Jarrod Cole has known he wanted to practice medicine since childhood, but he never expected his dream would take him to the front lines of a global pandemic. Since the outbreak of COVID19, Cole and his colleagues in New York City have worked tirelessly to deliver care to a city ravaged by the virus. people wearing masks in new york city

Cole earned his bachelor’s in sociology from the University of Kentucky in 2011 and graduated with his degree in physician assistant studies from the UK College of Health Sciences in 2016. He completed the majority of his clinical experiences and shadowing in New York City and decided to move there shortly after graduation.

Watching the virus devastate the city he loves has been heart-wrenching and continues to motivate Cole to educate the public about why all people must take the illness seriously.

“Right now, being a clinician in New York City feels similar to a soldier going to war,” Cole said. “We work 12-16 hour days. This virus is forcing us to rethink traditional methods and come up with new treatments quickly. It does not discriminate. It’s absolutely ruthless.”

“I watched our ICU fill to capacity in four days, all with confirmed COVID cases and more than half of those cases ventilator-dependent and in critical condition,” Cole continued. “We have more cases flowing into our step-down unit every day. This is not due to poor practice or transmission from patient to patient, as our hospital's policy to prevent transmission is top-notch. This is the pure unmitigated and exponential growth of this virus and its brutal impact on our more vulnerable populations.”

Jarrod ColeCole’s new normal is one he would not wish on anyone. Each day he goes to work, comes home, decontaminates all his personal belongings and clothes, showers, eats, and tries to get some rest. Often his nights are restless and full of thoughts about the constant state of stress he and his coworkers endure.

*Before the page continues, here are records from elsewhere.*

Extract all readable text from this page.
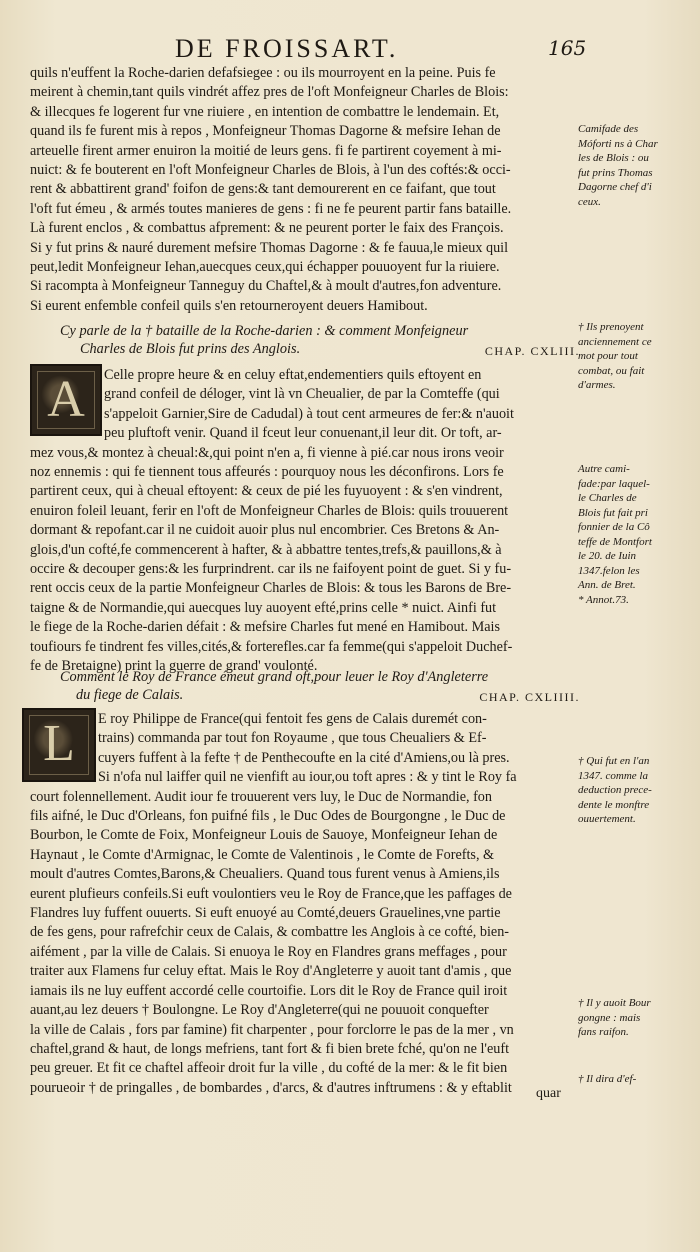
DE FROISSART.	165
quils n'euffent la Roche-darien defafsiegee : ou ils mourroyent en la peine. Puis fe
meirent à chemin,tant quils vindrét affez pres de l'oft Monfeigneur Charles de Blois:
& illecques fe logerent fur vne riuiere , en intention de combattre le lendemain. Et,
quand ils fe furent mis à repos , Monfeigneur Thomas Dagorne & mefsire Iehan de
arteuelle firent armer enuiron la moitié de leurs gens. fi fe partirent coyement à mi-
nuict: & fe bouterent en l'oft Monfeigneur Charles de Blois, à l'un des coftés:& occi-
rent & abbattirent grand' foifon de gens:& tant demourerent en ce faifant, que tout
l'oft fut émeu , & armés toutes manieres de gens : fi ne fe peurent partir fans bataille.
Là furent enclos , & combattus afprement: & ne peurent porter le faix des François.
Si y fut prins & nauré durement mefsire Thomas Dagorne : & fe fauua,le mieux quil
peut,ledit Monfeigneur Iehan,auecques ceux,qui échapper pouuoyent fur la riuiere.
Si racompta à Monfeigneur Tanneguy du Chaftel,& à moult d'autres,fon adventure.
Si eurent enfemble confeil quils s'en retourneroyent deuers Hamibout.
Cy parle de la † bataille de la Roche-darien : & comment Monfeigneur
Charles de Blois fut prins des Anglois.	CHAP. CXLIII.
A	Celle propre heure & en celuy eftat,endementiers quils eftoyent en
grand confeil de déloger, vint là vn Cheualier, de par la Comteffe (qui
s'appeloit Garnier,Sire de Cadudal) à tout cent armeures de fer:& n'auoit
peu pluftoft venir. Quand il fceut leur conuenant,il leur dit. Or toft, ar-
mez vous,& montez à cheual:&,qui point n'en a, fi vienne à pié.car nous irons veoir
noz ennemis : qui fe tiennent tous affeurés : pourquoy nous les déconfirons. Lors fe
partirent ceux, qui à cheual eftoyent: & ceux de pié les fuyuoyent : & s'en vindrent,
enuiron foleil leuant, ferir en l'oft de Monfeigneur Charles de Blois: quils trouuerent
dormant & repofant.car il ne cuidoit auoir plus nul encombrier. Ces Bretons & An-
glois,d'un cofté,fe commencerent à hafter, & à abbattre tentes,trefs,& pauillons,& à
occire & decouper gens:& les furprindrent. car ils ne faifoyent point de guet. Si y fu-
rent occis ceux de la partie Monfeigneur Charles de Blois: & tous les Barons de Bre-
taigne & de Normandie,qui auecques luy auoyent efté,prins celle * nuict. Ainfi fut
le fiege de la Roche-darien défait : & mefsire Charles fut mené en Hamibout. Mais
toufiours fe tindrent fes villes,cités,& forterefles.car fa femme(qui s'appeloit Duchef-
fe de Bretaigne) print la guerre de grand' voulonté.
Comment le Roy de France émeut grand oft,pour leuer le Roy d'Angleterre
du fiege de Calais.	CHAP. CXLIIII.
L	E roy Philippe de France(qui fentoit fes gens de Calais duremét con-
trains) commanda par tout fon Royaume , que tous Cheualiers & Ef-
cuyers fuffent à la fefte † de Penthecoufte en la cité d'Amiens,ou là pres.
Si n'ofa nul laiffer quil ne vienfift au iour,ou toft apres : & y tint le Roy fa
court folennellement. Audit iour fe trouuerent vers luy, le Duc de Normandie, fon
fils aifné, le Duc d'Orleans, fon puifné fils , le Duc Odes de Bourgongne , le Duc de
Bourbon, le Comte de Foix, Monfeigneur Louis de Sauoye, Monfeigneur Iehan de
Haynaut , le Comte d'Armignac, le Comte de Valentinois , le Comte de Forefts, &
moult d'autres Comtes,Barons,& Cheualiers. Quand tous furent venus à Amiens,ils
eurent plufieurs confeils.Si euft voulontiers veu le Roy de France,que les paffages de
Flandres luy fuffent ouuerts. Si euft enuoyé au Comté,deuers Grauelines,vne partie
de fes gens, pour rafrefchir ceux de Calais, & combattre les Anglois à ce cofté, bien-
aifément , par la ville de Calais. Si enuoya le Roy en Flandres grans meffages , pour
traiter aux Flamens fur celuy eftat. Mais le Roy d'Angleterre y auoit tant d'amis , que
iamais ils ne luy euffent accordé celle courtoifie. Lors dit le Roy de France quil iroit
auant,au lez deuers † Boulongne. Le Roy d'Angleterre(qui ne pouuoit conquefter
la ville de Calais , fors par famine) fit charpenter , pour forclorre le pas de la mer , vn
chaftel,grand & haut, de longs mefriens, tant fort & fi bien brete fché, qu'on ne l'euft
peu greuer. Et fit ce chaftel affeoir droit fur la ville , du cofté de la mer: & le fit bien
pourueoir † de pringalles , de bombardes , d'arcs, & d'autres inftrumens : & y eftablit	quar
Camifade des
Móforti ns à Char
les de Blois : ou
fut prins Thomas
Dagorne chef d'i
ceux.
† Ils prenoyent
anciennement ce
mot pour tout
combat, ou fait
d'armes.
Autre cami-
fade:par laquel-
le Charles de
Blois fut fait pri
fonnier de la Cô
teffe de Montfort
le 20. de Iuin
1347.felon les
Ann. de Bret.
* Annot.73.
† Qui fut en l'an
1347. comme la
deduction prece-
dente le monftre
ouuertement.
† Il y auoit Bour
gongne : mais
fans raifon.
† Il dira d'ef-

“For almost four years, I have worked in cardiovascular (CT) open-heart surgery and the CT ICU surrounded by extremely sick and frail patients,” he said. “I have never felt the overwhelming sense of anxiety, fear and futility that I have felt while taking care of my COVID19 patients.”

Cole said one of the hardest parts of the job is maintaining composure due to the harrowing, emotional toll the virus has on health care workers and families of those affected.

“One of our daily tasks is calling families to update them about their loved ones since they are not allowed inside the hospitals,” he said. “Last week, I had to update a family more than six times about a patient’s condition and deliver the news that this patient may not make it.”

Cole and his colleagues continue to lean on one another each day the crisis unfolds. It’s this support system that keeps each person fighting the very real battle before them.

“The superheroes in the movies are imaginary. The true heroes in this unit are the people on my team: the tireless nurse aids, nurses, clerks, X-ray techs, PAs, residents, and attendings who enter the hospital walls each day with a sense of somber determination,” Cole said.

“In PA school, we are trained to be clinicians and to also maintain empathy and humanity to connect with our patients. I’m grateful to be a compassionate provider, and I will never lose my empathy, but we are all struggling,” Cole continued. “None of us will be the same or ‘normal’ after this; I don’t know how anyone in health care can be right now.”